IV. DALIHAN NATOLU DAN PERILAKU ORANG BATAK

Sejak kecil orang batak diperkenalkan dan diajari untuk berhubungan seluruh kerabat sekampungnya (haha-anggi, bapa uda, bapa tua, ompung, dsb) yang merupakan kelompok dongan tubunya. Demikian juga halnya terhadap amangboru/ namboru, ito/lae dengan kerabatnya yang merupakan kelompok boru, serta terhadap tulang dengan seluruh kerbatnya, yang merupakan kelompok hula-hula.

Dalam pergaulan sehari-hari, contohnya seperti saya juga belajar tentang tata-krama berkomunikasi dengan kelompok-kelompok kerabat tersebut. Sehingga saya menjadi seorang dewasa telah mampu menilai tata hidup yang saya jalankan bersama dengan seluruh anggota masyarakat , secara tidak sadar tertanam tumbuh dengan baik di dalam jiwanya sebuah tata-krama kehidupan Dalihan Natolu.

Dari gambaran tersebut dapat kita lihat bahwa ketiga fungsi social Dalihan Natolu, yaitu fungsi-fungsi dongantubu, boru, hula-hula serta tata-krama pergaulan, pada dasarnya adalah tertanam dan bertumbuh didalam diri setiap orang, dan dalam pergaulan hidup sehari-hari setiap orang harus selalu menyadari fungsi sosialnya yang tepat dalam berhadapan dengan setiap orang lain.

REFERENSI BACAAN

1. Harry Parkin: BATAK FRUIT OF HINDU THOUGHT, Madras, India: The Cristian Literature Society, 1978.

2. W. Hutagalung: ADAT TARINGOT TU RUHUT-RUHUT NI PARDONGAN SARIPEON DI HALAK BATAK. Jakarta: N.V. Pusaka, 1963.

3. J.C. Vergouwen: MASYARAKAT DAN ADAT HUKUM BATAK TOBA, Jakarta: Pustaka Azet, 1985.
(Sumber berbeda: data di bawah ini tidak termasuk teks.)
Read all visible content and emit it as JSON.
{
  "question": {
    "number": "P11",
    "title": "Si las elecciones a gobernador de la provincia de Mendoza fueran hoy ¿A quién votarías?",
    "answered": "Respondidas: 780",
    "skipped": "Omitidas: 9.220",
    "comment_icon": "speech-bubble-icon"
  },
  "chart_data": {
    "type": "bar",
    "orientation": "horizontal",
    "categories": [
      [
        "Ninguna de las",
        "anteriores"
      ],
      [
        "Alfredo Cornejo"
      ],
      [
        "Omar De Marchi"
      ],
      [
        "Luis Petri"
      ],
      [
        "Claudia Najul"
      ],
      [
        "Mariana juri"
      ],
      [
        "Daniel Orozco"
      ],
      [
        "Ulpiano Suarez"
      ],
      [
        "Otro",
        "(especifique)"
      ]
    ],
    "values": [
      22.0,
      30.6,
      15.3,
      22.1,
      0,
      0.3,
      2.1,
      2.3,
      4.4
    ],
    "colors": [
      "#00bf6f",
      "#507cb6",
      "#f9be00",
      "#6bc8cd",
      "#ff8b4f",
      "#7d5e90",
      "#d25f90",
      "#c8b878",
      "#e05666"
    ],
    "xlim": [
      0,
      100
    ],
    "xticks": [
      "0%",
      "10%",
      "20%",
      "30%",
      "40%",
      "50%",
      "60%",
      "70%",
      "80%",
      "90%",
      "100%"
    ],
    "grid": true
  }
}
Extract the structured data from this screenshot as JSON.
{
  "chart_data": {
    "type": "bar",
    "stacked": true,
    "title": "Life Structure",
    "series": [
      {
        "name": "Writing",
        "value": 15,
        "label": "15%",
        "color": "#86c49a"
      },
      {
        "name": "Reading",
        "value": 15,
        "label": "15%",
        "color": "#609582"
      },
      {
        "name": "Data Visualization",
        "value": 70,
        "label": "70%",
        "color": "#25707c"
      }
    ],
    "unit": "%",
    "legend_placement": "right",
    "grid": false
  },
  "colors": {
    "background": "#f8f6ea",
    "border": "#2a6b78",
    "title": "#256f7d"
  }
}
4. Ph. O.L. Tobing: THE STRUCTURE OF THE TOBA-BATAK BELIEF IN THE HIGH GOD, Makasar: South and South- East Celebes Institute for Culture, 1963.

5. T.M. Sihombing: FILSAFAT BATAK , Jakarta: Balai Pustaka, 1986.

6. Makalah seminar “ Injil dan Adat Batak” parheheon NHKBP Kr. Jati, Jakarta 2008.